I’m trying to use the pipeline so that I can support longer audio files with its chunking. I’m running into problems with audio files that have multiple channels. This happens whether I have it loaded as stereo or mono.
Error:
File "/home/model-server/tmp/models/xxx/handler.py", line 104, in inference
transcription = self.transcriber(inputs=classifier_inputs, chunk_length_s=10, stride_length_s=(4, 2))
org.pytorch.serve.wlm.WorkerThread - Backend response time: 2396
File "/home/venv/lib/python3.8/site-packages/transformers/pipelines/automatic_speech_recognition.py", line 182, in __call__
return super().__call__(inputs, **kwargs)
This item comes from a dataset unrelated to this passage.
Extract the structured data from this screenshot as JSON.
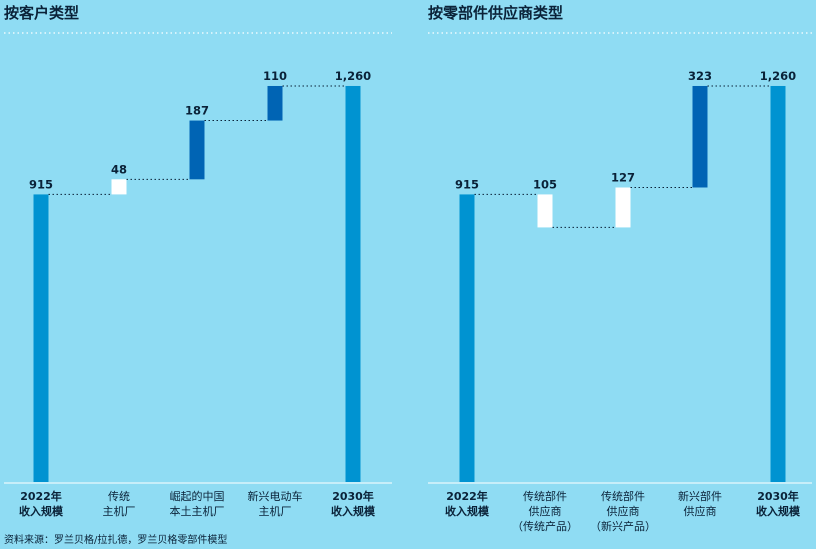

File "/home/venv/lib/python3.8/site-packages/transformers/pipelines/base.py", line 1043, in __call__
return self.run_single(inputs, preprocess_params, forward_params, postprocess_params)
File "/home/venv/lib/python3.8/site-packages/transformers/pipelines/base.py", line 1064, in run_single
for model_inputs in self.preprocess(inputs, **preprocess_params):
File "/home/venv/lib/python3.8/site-packages/transformers/pipelines/automatic_speech_recognition.py", line 249, in preprocess
raise ValueError("We expect a single channel audio input for AutomaticSpeechRecognitionPipeline")
ValueError: We expect a single channel audio input for AutomaticSpeechRecognitionPipeline
Here is the simplified code:
audio, sample_rate = librosa.load(io.BytesIO(file_as_string), mono=True, sr=16_000)
audio_array = [audio]
inputs = processor(audio_array, sampling_rate=16_000, return_tensors= "pt", padding=True)
with torch.no_grad():
logits = self.model(inputs[0].input_values, attention_mask=inputs[0].attention_mask).logits
classifier_inputs = inputs[0].input_values.numpy()
transcription = self.transcriber(inputs=classifier_inputs, chunk_length_s=10, stride_length_s=(4, 2))
I’m not sure what I’m missing.